Background: In patients with chronic hepatitis B, long-term use of lamivudine is limited by resistance mutations. Adefovir dipivoxil has a very low rate of resistance, but there have been recent reports describing resistance mutations. Tenofovir disoproxil fumarate and emtricitabine show potent activity against wild-type and lamivudine-resistant hepatitis B virus.
Methods: We describe a series of seven HIV-seronegative patients who failed to achieve undetectable hepatitis B viral DNA on adefovir. No lamivudine resistance testing was performed. The antiviral regimen was changed to tenofovir (300 mg daily) and emtricitabine (200 mg daily). Variables collected included levels of hepatitis B viral DNA by polymerase chain reaction, alanine and aspartate aminotransferase, hepatitis B e antigen and hepatitis B e antibody.
Results: The median hepatitis B viral DNA level while on adefovir was 430,000 copies/ml with a median fall in hepatitis B viral DNA levels of 2.0 log10 copies/ml. Patients were on adefovir for a median period of 10 months before a change in regimen to tenofovir and emtricitabine. This regimen change resulted in a median fall in hepatitis B viral DNA levels of 3.0 log10 copies/ml (range, 2-4) after a median treatment duration of 23 months (range, 14-28). All patients (100%) had achieved undetectable hepatitis B viral DNA levels following combination therapy. Anti-hepatitis B e seroconversion occurred in one patient. No change in serum creatinine was observed during therapy, and no significant adverse events were reported.

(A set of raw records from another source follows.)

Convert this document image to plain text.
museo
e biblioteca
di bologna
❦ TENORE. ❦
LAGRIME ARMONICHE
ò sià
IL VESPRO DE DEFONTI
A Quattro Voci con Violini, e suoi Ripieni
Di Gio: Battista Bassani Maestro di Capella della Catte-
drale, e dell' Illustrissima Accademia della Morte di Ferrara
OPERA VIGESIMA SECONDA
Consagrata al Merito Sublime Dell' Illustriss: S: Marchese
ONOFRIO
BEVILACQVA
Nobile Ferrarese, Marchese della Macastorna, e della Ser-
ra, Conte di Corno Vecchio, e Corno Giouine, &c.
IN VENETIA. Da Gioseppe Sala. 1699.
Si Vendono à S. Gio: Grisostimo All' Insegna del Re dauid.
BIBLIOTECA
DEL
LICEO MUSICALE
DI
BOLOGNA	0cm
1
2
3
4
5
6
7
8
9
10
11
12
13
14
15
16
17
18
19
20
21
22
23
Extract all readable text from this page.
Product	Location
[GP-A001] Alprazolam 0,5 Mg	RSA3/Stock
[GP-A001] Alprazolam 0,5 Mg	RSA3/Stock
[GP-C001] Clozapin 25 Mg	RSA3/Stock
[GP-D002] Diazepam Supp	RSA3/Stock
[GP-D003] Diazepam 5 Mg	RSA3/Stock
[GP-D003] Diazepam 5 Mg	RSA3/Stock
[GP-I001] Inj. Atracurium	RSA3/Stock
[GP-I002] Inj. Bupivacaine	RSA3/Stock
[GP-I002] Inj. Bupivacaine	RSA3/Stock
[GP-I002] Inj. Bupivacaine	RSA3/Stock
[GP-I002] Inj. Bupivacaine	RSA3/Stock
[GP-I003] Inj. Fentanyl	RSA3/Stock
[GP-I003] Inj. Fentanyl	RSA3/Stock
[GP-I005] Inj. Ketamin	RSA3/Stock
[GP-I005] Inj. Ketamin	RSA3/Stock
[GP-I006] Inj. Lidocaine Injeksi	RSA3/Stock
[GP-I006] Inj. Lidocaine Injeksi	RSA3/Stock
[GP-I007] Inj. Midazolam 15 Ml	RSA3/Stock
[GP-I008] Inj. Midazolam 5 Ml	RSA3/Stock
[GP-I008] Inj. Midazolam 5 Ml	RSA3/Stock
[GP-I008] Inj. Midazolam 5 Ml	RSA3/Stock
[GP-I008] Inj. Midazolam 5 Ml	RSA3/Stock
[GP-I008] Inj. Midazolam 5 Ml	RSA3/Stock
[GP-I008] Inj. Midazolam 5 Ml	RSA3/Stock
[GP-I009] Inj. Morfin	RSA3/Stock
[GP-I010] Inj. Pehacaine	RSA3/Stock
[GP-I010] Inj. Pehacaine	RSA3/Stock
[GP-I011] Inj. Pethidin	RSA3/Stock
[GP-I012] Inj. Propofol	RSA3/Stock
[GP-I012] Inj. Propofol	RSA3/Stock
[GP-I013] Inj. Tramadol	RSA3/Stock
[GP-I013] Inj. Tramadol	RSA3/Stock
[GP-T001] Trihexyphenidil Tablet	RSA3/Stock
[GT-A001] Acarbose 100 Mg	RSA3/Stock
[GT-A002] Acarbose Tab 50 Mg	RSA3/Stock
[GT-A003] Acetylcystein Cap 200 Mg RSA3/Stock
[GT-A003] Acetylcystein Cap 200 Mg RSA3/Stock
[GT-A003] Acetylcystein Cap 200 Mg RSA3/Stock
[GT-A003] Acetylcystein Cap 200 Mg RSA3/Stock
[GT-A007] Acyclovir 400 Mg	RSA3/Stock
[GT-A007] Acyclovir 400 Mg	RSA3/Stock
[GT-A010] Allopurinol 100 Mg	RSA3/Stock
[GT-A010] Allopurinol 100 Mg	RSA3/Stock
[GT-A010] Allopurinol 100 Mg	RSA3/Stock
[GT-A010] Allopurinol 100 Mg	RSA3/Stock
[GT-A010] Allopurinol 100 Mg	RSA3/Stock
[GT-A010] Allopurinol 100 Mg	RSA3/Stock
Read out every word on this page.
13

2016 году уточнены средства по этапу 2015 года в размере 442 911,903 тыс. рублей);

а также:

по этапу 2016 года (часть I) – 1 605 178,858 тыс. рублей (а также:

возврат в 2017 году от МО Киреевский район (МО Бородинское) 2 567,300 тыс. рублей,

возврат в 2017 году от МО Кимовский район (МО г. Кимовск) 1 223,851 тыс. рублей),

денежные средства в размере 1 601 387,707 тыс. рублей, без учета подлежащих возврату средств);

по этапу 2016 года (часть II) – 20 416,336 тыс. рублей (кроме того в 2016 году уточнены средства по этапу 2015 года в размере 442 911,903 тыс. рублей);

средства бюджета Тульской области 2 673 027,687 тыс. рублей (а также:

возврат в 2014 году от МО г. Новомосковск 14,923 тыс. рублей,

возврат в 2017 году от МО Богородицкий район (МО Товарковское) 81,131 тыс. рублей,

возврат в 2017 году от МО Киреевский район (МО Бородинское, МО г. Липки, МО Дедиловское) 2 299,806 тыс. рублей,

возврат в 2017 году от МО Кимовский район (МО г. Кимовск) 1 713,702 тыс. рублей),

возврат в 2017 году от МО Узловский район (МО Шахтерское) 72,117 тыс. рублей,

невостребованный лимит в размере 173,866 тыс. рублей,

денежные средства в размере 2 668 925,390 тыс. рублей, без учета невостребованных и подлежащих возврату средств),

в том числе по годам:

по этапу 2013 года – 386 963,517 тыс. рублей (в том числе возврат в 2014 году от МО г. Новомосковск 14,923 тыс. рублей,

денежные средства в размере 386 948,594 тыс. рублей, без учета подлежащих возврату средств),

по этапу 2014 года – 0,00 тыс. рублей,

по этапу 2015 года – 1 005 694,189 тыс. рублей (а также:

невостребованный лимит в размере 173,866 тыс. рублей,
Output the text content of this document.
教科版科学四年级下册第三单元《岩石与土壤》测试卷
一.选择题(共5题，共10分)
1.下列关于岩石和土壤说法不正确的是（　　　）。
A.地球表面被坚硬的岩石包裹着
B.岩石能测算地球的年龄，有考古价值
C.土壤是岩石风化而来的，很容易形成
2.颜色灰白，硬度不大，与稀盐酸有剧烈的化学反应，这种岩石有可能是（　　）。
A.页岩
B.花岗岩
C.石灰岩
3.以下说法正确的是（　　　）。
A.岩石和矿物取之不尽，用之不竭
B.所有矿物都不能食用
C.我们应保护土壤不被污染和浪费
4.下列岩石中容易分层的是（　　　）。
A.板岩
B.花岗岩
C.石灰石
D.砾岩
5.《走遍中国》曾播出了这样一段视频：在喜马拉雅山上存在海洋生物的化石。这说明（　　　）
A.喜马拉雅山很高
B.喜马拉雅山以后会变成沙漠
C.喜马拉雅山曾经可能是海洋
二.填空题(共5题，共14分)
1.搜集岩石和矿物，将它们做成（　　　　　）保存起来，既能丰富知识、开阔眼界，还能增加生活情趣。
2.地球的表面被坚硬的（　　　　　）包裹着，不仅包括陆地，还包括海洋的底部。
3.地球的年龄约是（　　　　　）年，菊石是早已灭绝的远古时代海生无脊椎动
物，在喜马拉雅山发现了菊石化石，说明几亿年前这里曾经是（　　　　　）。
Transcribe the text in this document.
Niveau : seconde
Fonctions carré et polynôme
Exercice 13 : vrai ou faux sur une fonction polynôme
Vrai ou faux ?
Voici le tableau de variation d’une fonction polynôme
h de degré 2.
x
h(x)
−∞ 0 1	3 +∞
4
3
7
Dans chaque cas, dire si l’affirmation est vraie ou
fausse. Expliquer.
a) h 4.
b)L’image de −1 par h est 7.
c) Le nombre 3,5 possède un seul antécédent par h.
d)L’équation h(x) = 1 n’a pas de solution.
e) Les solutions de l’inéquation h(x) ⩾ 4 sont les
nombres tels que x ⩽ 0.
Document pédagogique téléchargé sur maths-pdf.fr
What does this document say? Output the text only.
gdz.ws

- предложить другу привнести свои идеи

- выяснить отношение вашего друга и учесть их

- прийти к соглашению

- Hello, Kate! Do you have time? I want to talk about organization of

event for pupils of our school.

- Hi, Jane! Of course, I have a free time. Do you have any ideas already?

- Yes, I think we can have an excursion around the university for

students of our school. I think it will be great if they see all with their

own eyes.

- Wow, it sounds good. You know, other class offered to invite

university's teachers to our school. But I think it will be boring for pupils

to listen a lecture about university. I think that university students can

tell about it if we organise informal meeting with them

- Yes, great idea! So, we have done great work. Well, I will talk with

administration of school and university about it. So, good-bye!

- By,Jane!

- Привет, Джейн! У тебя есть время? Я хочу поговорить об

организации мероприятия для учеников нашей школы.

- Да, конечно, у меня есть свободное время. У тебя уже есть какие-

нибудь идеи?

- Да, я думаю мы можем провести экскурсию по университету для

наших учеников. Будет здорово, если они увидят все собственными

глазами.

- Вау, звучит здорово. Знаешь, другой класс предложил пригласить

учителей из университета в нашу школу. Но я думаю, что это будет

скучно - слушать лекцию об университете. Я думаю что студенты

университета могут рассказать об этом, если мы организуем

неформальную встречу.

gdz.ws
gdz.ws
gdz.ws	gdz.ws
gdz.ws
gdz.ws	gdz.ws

Conclusions: In patients failing to respond to adefovir monotherapy or an adefovir-containing regimen for chronic hepatitis B virus, a combination of tenofovir and emtricitabine resulted in undetectable hepatitis B viral DNA levels without any renal toxicity. Tenofovir, in combination with emtricitabine, may be an alternative treatment for those with detectable hepatitis B viral DNA on adefovir.